リンクを辿っているうちに、この先生が「世界日報」(←統一協会の機関誌みたいなものでしたよね?)に寄稿した記事を紹介しているサイトを発見しました。
http://blackshadow.seesaa.net/article/4226935.html
世界日報。なるほど。ID(インテリジェントデザイン)だなどと、新しげな言葉を使っていますが、主張の内容そのものは、私が30年前にワセダの原理研に受けたオルグとほぼ一緒です。
……ちなみに、オルグは、こんな感じでした。
学部前広場でぶらぶらしていると、いきなり声をかけられる。
「キミ、一年生?」
「……はい」
「ちょっとアンケートなんだけど、いいかな?」
アンケートは、全体として毒にもクスリにもならないテのものなのだが、そのうちにいくつか、世界観やら宗教観を問う質問項目が潜んでいる。ここがミソ。
「未知の世界や、真理に関心がありますか」
とか。
「えーと、この未知とか、真理というのは、女の子の名前ですか?」
と、まぜっかえしてみる。
「いえ。違います」
ニコリともしない。ん? この人たちは……と、ここではじめてピンと来る。そう。原理だよ原理。原理は笑わない。っていうより、いつでも同じ原理顔という表情をうかべている。

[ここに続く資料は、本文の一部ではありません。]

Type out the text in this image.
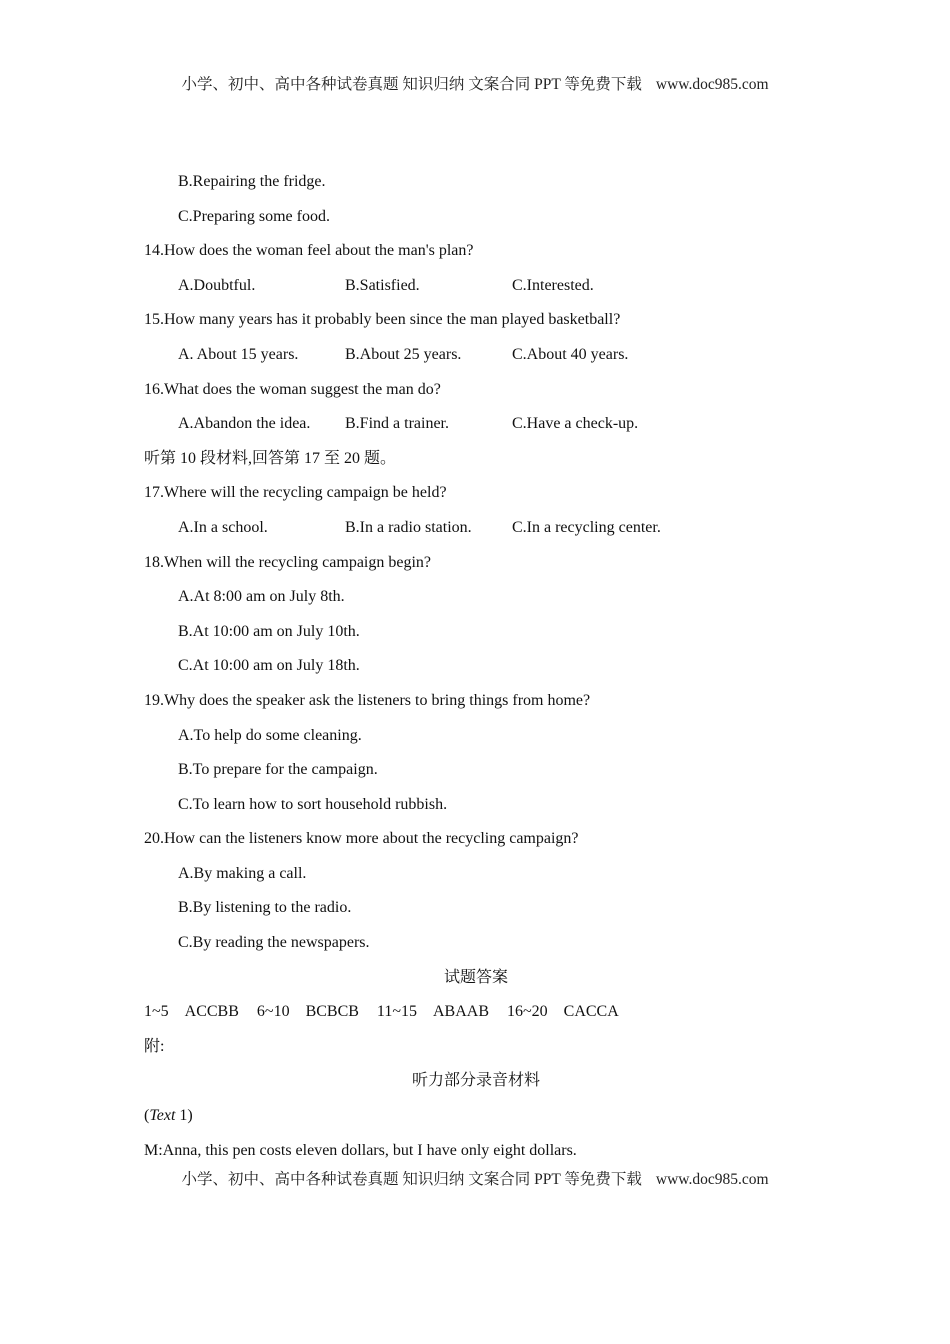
小学、初中、高中各种试卷真题 知识归纳 文案合同 PPT 等免费下载 www.doc985.com
B.Repairing the fridge.
C.Preparing some food.
14.How does the woman feel about the man's plan?
A.Doubtful.	B.Satisfied.	C.Interested.
15.How many years has it probably been since the man played basketball?
A. About 15 years.	B.About 25 years.	C.About 40 years.
16.What does the woman suggest the man do?
A.Abandon the idea. B.Find a trainer.	C.Have a check-up.
听第 10 段材料,回答第 17 至 20 题。
17.Where will the recycling campaign be held?
A.In a school.	B.In a radio station.	C.In a recycling center.
18.When will the recycling campaign begin?
A.At 8:00 am on July 8th.
B.At 10:00 am on July 10th.
C.At 10:00 am on July 18th.
19.Why does the speaker ask the listeners to bring things from home?
A.To help do some cleaning.
B.To prepare for the campaign.
C.To learn how to sort household rubbish.
20.How can the listeners know more about the recycling campaign?
A.By making a call.
B.By listening to the radio.
C.By reading the newspapers.
试题答案
1~5 ACCBB 6~10 BCBCB 11~15 ABAAB 16~20 CACCA
附:
听力部分录音材料
(Text 1)
M:Anna, this pen costs eleven dollars, but I have only eight dollars.
小学、初中、高中各种试卷真题 知识归纳 文案合同 PPT 等免费下载 www.doc985.com
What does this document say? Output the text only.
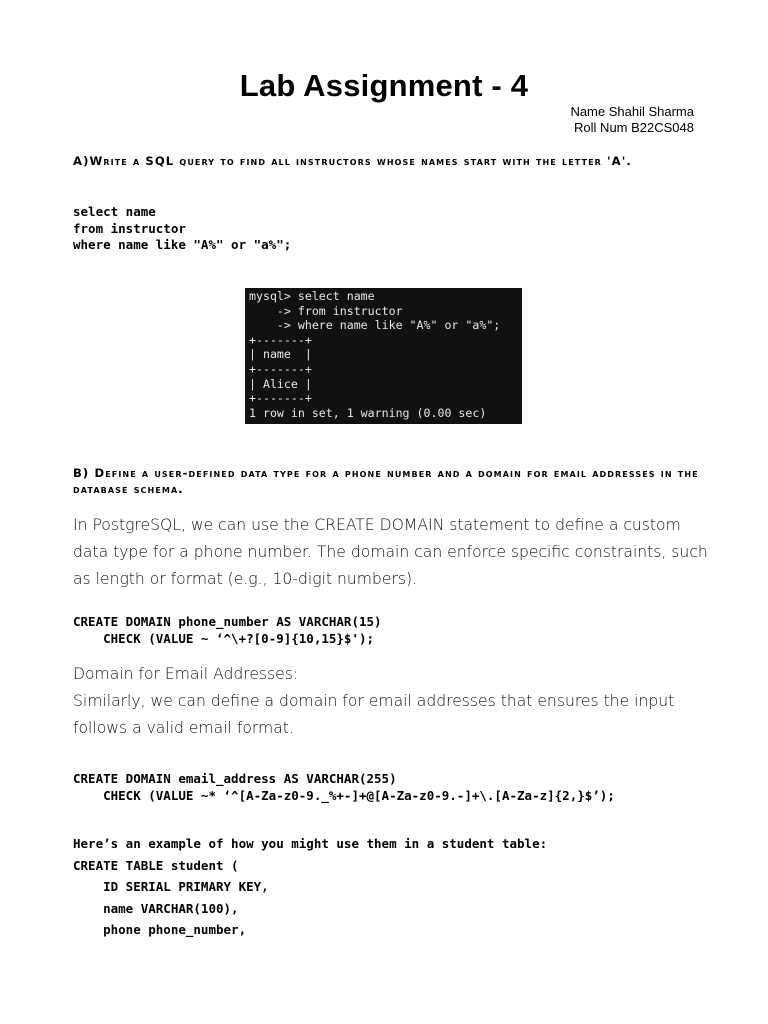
Lab Assignment - 4
Name Shahil Sharma
Roll Num B22CS048
A)Write a SQL query to find all instructors whose names start with the letter 'A'.
select name
from instructor
where name like "A%" or "a%";
mysql> select name
-> from instructor
-> where name like "A%" or "a%";
+-------+
| name  |
+-------+
| Alice |
+-------+
1 row in set, 1 warning (0.00 sec)
B) Define a user-defined data type for a phone number and a domain for email addresses in the database schema.
In PostgreSQL, we can use the CREATE DOMAIN statement to define a custom data type for a phone number. The domain can enforce specific constraints, such as length or format (e.g., 10-digit numbers).
CREATE DOMAIN phone_number AS VARCHAR(15)
CHECK (VALUE ~ ‘^\+?[0-9]{10,15}$');
Domain for Email Addresses:
Similarly, we can define a domain for email addresses that ensures the input follows a valid email format.
CREATE DOMAIN email_address AS VARCHAR(255)
CHECK (VALUE ~* ‘^[A-Za-z0-9._%+-]+@[A-Za-z0-9.-]+\.[A-Za-z]{2,}$’);
Here’s an example of how you might use them in a student table:
CREATE TABLE student (
ID SERIAL PRIMARY KEY,
name VARCHAR(100),
phone phone_number,
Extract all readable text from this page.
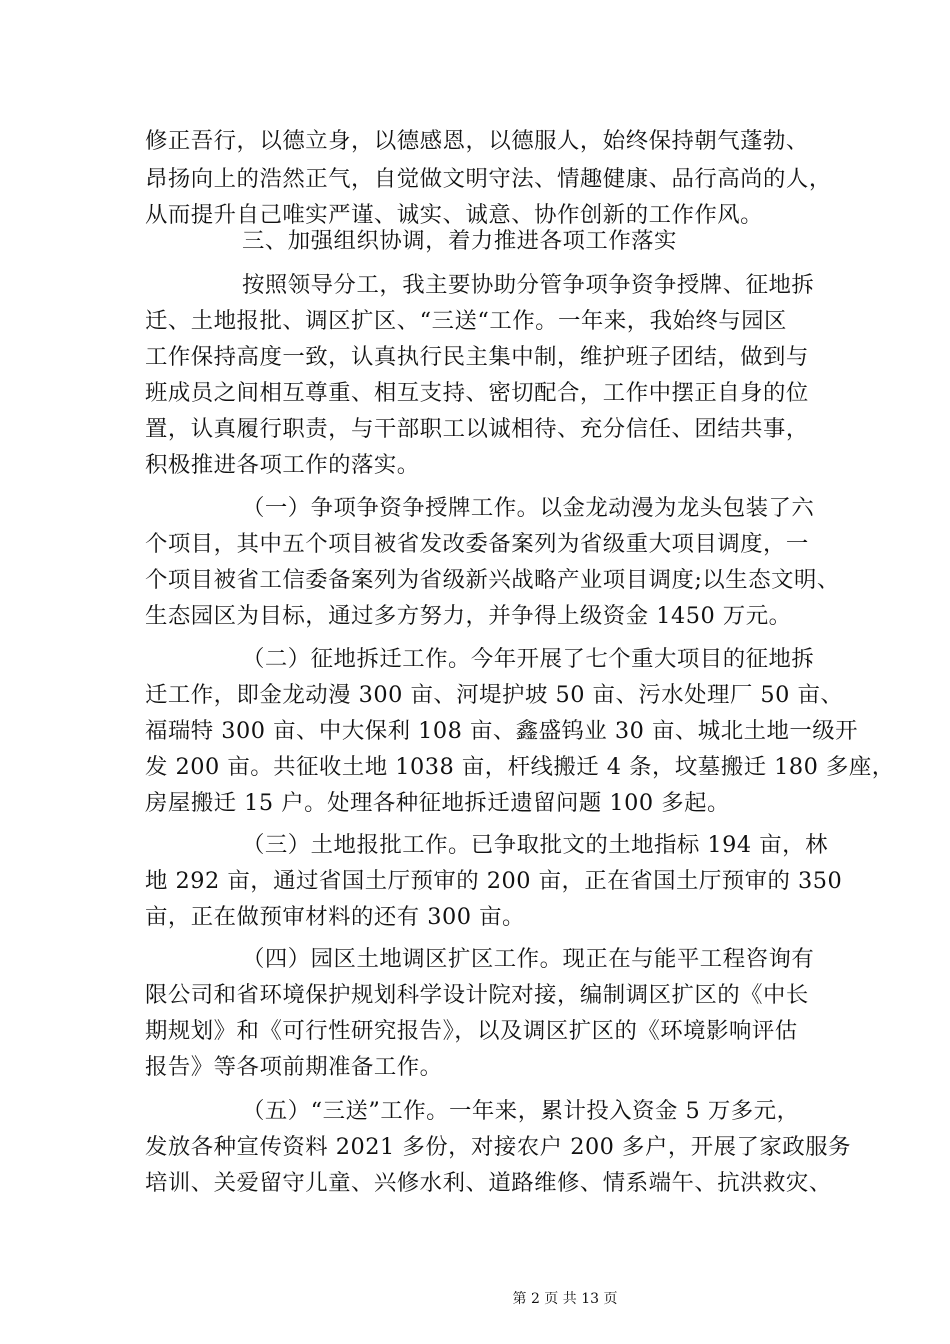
修正吾行，以德立身，以德感恩，以德服人，始终保持朝气蓬勃、
昂扬向上的浩然正气，自觉做文明守法、情趣健康、品行高尚的人，
从而提升自己唯实严谨、诚实、诚意、协作创新的工作作风。
三、加强组织协调，着力推进各项工作落实
按照领导分工，我主要协助分管争项争资争授牌、征地拆
迁、土地报批、调区扩区、“三送“工作。一年来，我始终与园区
工作保持高度一致，认真执行民主集中制，维护班子团结，做到与
班成员之间相互尊重、相互支持、密切配合，工作中摆正自身的位
置，认真履行职责，与干部职工以诚相待、充分信任、团结共事，
积极推进各项工作的落实。
（一）争项争资争授牌工作。以金龙动漫为龙头包装了六
个项目，其中五个项目被省发改委备案列为省级重大项目调度，一
个项目被省工信委备案列为省级新兴战略产业项目调度;以生态文明、
生态园区为目标，通过多方努力，并争得上级资金 1450 万元。
（二）征地拆迁工作。今年开展了七个重大项目的征地拆
迁工作，即金龙动漫 300 亩、河堤护坡 50 亩、污水处理厂 50 亩、
福瑞特 300 亩、中大保利 108 亩、鑫盛钨业 30 亩、城北土地一级开
发 200 亩。共征收土地 1038 亩，杆线搬迁 4 条，坟墓搬迁 180 多座，
房屋搬迁 15 户。处理各种征地拆迁遗留问题 100 多起。
（三）土地报批工作。已争取批文的土地指标 194 亩，林
地 292 亩，通过省国土厅预审的 200 亩，正在省国土厅预审的 350
亩，正在做预审材料的还有 300 亩。
（四）园区土地调区扩区工作。现正在与能平工程咨询有
限公司和省环境保护规划科学设计院对接，编制调区扩区的《中长
期规划》和《可行性研究报告》，以及调区扩区的《环境影响评估
报告》等各项前期准备工作。
（五）“三送”工作。一年来，累计投入资金 5 万多元，
发放各种宣传资料 2021 多份，对接农户 200 多户，开展了家政服务
培训、关爱留守儿童、兴修水利、道路维修、情系端午、抗洪救灾、
第 2 页 共 13 页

適当にあしらっているつもりなのだが、いつしかラウンジに引っ張って行かれている。若気の至り。自信過剰の報い。
当然、ラウンジは原理のスクツだ。
「進化論を肯定するということは、あなたは、生物や自然が偶然の産物だと考えているわけですね」
「人類が猿から進化したなんてことを本当に信じられるのですか」
数人の男女に囲まれて質問責め。
「じゃあ、仮に原子というものがあるんだとしてですよ。それが集まって分子になります。で、その分子が集まって細胞を形成して、細胞の集合が人間になるわけですよね。そこまではいい。でも、だとすると、原子の目的は何です?」
「どうして分子は細胞になったんですか?」
「原子は、何のために集まって何千億分の一の確率を超えて、人間を形作ったのでしょう。答えられますか?」
「そこに、神の意志を感じることは不自然でしょうか」
……これは、やられてみるとけっこうキツい。
大勢を相手の議論でやりこめられない唯一の方法は、マジで相手にしないことなわけなのだが、そういうことを一年生はまだ知らない。
「んー。わかりません」
という、この簡単なセリフがなかなか言えない。自分が質問に答えられないことを認めるのは、20歳前の小生意気な小僧には、非常にハードルの高い作業なのでした。それでも最後には「わかりません」と言わなければならない。でないと、質問は一生続く。で、答に詰まった時に
「ほら。答えられないでしょう? ということは、どこかに統一的な真理があるということをキミは認めたことになるんですよ。違いますか?」
ぐらいな決めつけを食らうことになる。
苦しい。とても苦しい。
結局、3時間ぐらい責め続けられて、自分の無知と論理性の欠如を白状することで、ようやく解放される。
いやな敗北感。
でも、論破できない相手(原理を論破することは不可能。サルに四則演算を教えることも)に対しては、白旗を揚げるほかに有効な対処法が無いわけで、この場合、冷笑を浴びながら帰ってきた態度は正解だったのだ、と日記にはそう書いておこう。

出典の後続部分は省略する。